It’s every dad’s worst nightmare: coming home from a long day of screwing the economy and finding your 12-year-old daughter puffing on a vape.
Prime Minister Rishi Sunak says he’s “deeply concerned” about a rise in the number of children vaping, especially his own, as companies “unacceptably” target young people. NHS figures released last year showed vape usage had risen to 9 per cent among 11 to 15-year-olds in England, up from 6 per cent in 2018.
Punching Up took to the streets of Sheffield, to ask local vapers and non-vapers alike what they thought.
Despite the potential harm it could cause young people, the government says vaping is “an important tool” to help adults give up smoking.

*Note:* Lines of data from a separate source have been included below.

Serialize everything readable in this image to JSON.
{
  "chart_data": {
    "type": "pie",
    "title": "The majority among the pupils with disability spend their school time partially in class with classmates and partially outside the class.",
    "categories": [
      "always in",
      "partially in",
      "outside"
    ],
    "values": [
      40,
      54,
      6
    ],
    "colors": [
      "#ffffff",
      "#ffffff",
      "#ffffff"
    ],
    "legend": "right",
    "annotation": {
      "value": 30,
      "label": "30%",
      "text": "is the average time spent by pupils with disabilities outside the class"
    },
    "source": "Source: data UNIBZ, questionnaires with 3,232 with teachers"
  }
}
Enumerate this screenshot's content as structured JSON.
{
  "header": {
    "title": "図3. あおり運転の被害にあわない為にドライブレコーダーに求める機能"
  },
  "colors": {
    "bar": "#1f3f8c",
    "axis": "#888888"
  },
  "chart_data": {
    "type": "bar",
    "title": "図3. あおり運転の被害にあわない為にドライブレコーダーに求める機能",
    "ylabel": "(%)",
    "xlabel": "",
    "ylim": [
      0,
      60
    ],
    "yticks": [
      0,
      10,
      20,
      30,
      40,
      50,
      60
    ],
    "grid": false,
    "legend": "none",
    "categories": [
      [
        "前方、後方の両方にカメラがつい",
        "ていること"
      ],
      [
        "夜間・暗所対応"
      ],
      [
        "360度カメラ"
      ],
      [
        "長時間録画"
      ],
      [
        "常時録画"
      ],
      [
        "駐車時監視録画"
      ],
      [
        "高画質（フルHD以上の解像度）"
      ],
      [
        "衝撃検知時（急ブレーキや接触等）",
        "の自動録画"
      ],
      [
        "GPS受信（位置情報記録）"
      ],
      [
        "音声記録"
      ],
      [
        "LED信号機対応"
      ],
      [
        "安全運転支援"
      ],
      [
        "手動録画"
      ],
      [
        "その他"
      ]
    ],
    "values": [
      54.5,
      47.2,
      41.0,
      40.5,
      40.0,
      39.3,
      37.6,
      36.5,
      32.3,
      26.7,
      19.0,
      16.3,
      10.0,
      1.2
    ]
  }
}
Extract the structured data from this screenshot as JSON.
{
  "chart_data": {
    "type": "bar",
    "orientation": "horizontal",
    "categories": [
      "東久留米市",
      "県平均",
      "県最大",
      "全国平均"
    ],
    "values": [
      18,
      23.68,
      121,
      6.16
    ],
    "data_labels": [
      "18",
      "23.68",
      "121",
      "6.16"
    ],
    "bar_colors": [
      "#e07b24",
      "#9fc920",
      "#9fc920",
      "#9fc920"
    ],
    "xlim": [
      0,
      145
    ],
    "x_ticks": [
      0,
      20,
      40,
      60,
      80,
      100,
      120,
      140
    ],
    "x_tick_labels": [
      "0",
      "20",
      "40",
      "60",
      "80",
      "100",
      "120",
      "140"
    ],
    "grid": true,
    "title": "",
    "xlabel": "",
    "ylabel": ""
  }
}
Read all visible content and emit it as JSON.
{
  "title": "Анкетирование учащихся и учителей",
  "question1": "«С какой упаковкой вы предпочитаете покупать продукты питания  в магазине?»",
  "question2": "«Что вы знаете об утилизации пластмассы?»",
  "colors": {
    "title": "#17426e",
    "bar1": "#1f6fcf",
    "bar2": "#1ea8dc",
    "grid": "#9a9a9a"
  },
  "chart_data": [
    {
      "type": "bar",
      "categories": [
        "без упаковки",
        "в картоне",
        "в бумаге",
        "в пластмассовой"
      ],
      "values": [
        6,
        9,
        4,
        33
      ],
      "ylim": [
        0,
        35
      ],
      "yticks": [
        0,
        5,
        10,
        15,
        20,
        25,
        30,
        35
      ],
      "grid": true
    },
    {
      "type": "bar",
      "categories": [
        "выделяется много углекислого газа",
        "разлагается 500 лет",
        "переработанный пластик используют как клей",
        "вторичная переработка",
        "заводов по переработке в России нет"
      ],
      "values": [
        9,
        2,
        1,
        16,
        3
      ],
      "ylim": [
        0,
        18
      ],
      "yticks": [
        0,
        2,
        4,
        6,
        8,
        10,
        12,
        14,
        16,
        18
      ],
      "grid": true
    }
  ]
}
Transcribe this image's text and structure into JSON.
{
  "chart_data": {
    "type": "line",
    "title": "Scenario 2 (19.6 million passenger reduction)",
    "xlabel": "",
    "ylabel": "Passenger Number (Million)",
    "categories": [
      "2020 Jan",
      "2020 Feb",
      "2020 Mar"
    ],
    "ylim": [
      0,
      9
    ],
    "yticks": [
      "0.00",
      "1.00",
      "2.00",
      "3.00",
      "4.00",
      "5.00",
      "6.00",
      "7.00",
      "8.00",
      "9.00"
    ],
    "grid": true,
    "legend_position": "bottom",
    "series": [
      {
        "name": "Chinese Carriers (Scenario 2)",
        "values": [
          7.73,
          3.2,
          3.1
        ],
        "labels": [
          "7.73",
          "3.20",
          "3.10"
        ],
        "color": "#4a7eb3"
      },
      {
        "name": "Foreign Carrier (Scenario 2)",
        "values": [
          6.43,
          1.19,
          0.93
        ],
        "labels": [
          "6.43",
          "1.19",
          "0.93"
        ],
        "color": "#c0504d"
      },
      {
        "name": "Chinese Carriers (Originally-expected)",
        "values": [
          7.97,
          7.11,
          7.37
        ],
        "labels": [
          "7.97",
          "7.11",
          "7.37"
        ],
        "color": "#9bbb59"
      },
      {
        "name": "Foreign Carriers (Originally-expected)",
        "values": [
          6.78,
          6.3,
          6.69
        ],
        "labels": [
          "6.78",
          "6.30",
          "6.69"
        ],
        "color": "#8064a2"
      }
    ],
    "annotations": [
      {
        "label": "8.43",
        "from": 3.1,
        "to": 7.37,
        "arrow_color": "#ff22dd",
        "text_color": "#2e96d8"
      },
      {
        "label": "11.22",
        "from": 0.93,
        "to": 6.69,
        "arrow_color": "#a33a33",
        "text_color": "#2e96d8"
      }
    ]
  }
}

Meanwhile, impotent tool Sunak is so intent on cracking down on illegal vaping that he dragged Ghost of COVID Past Chris Whitty out of the attic yesterday (May 30), to announce his vaping clamp-down.
The government is set to introduce an ‘Illegal Vaping Hit Squad’ (coming to cinemas this summer) to stop shops selling vapes to children.
Earlier this week, Sunak told ITV’s This Morning (yes, that’s somehow still on) that he feared his young daughters could be “seduced by these things”.
Vapes are thought to be safer than normal cigarettes as they do not contain harmful tobacco, but they still contain the addictive drug nicotine.
Sunak will know from his own raging coke addiction that these things must be nipped in the bud – and not the Snoop Dogg kind.
However, if used properly and by people the right age, vaping could help the government reach its target of making smoking obsolete in England by 2030.
That’s as long as the government itself isn’t made obsolete beforehand.